The seven-member game commission serves at the pleasure of the governor, and last week she requested they submit their resignations. They have until Wednesday to respond.

Lujan Grisham, a Democrat, took office in January and has been working to install her own appointees on a number of boards and commissions. As for the wildlife board, more than 80 candidates have expressed interest.

A game commission meeting scheduled for this week was postponed indefinitely as the governor’s office has not set a firm timeline for seating a new board. Lujan Grisham spokesman Tripp Stelnicki said the effort would be as expeditious as possible.

The cancellation without an explanation and rumors of the requests for resignations spurred concerns over the weekend among sportsmen groups and others who work closely with the commission and the state game and fish department.

“This is kind of a scary situation for everybody, not having any idea who the new commission is going to be,” said Jesse Deubel, executive director of the New Mexico Wildlife Federation.

Deubel and others had advocated for legislation during the recent session that would have revamped the way the commission was appointed. By splitting appointments between the governor and the legislative branch, supporters argued that some of the politics would be removed from the panel.

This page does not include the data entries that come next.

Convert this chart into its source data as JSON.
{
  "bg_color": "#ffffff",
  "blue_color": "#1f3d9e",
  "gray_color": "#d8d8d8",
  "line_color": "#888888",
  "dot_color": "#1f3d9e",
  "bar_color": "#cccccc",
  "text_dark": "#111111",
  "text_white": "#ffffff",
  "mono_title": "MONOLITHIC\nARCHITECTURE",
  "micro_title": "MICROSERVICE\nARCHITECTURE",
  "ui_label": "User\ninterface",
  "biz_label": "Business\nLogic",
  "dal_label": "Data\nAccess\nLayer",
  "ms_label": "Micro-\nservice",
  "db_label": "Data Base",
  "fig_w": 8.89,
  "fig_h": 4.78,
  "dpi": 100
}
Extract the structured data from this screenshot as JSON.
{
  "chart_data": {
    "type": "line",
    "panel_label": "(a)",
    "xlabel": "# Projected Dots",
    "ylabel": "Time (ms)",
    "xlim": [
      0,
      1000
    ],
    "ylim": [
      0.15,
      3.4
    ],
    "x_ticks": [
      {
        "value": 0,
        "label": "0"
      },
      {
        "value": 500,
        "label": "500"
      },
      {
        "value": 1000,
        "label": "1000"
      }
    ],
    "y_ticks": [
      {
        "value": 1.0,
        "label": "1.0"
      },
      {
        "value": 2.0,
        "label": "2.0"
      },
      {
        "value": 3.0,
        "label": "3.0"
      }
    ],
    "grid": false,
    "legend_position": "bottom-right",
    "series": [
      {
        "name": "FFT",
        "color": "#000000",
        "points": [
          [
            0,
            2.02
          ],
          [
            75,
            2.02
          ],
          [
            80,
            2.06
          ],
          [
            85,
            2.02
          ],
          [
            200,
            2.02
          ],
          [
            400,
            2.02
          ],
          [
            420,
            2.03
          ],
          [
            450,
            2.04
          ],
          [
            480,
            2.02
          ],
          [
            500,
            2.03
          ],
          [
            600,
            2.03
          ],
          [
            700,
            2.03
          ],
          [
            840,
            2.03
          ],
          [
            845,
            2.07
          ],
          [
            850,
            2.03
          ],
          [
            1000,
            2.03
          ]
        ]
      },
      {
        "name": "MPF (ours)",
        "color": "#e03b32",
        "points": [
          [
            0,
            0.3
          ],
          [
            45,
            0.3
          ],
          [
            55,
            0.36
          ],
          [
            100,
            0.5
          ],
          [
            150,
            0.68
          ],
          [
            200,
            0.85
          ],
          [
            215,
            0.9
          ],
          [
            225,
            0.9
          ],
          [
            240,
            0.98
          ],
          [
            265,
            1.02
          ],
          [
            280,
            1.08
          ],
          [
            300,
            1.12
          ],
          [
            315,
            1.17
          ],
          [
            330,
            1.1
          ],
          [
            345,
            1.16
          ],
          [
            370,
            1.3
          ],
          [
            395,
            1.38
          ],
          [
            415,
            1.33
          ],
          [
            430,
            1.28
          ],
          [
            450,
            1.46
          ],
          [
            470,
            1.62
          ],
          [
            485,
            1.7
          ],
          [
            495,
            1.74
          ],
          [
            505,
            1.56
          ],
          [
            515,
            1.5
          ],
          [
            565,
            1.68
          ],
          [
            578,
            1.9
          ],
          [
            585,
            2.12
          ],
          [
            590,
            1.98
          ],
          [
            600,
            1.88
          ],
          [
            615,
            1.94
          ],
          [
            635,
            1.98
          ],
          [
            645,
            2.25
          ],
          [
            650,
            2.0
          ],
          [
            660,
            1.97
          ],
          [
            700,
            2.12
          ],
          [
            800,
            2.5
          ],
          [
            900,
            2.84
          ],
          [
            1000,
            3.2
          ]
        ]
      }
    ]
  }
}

The measure also would have given exclusive authority to the state Supreme Court for removal of a commissioner for incompetence, neglect of duty or malfeasance in office, rather than leaving it up to the governor.

The measure cleared the House but stalled in the Senate.

“Without having just cause for removal, essentially you almost have no need for the commission. They do whatever the governor tells them to do,” Deubel said. “The idea was to provide some insulation between the governor and the game department.”

Aside from setting rules for big game hunts and fishing, the commission’s duties also include hiring a director to lead the state game and fish department, which has an annual budget of about $40 million. It’s not clear whether a new commission would opt for making any management changes within the agency.

Michael Sloane was named as the new director last summer, having worked for the agency for more than two decades. He began his career in 1994 as a wildlife culturist at a hatchery in Pecos and went on to become chief of fisheries.

The new commission will have to address concerns about hunting permits and whether residents are getting their fair share as mandated in state law. The allocation of hunting tags has been an issue that has transcended administrations.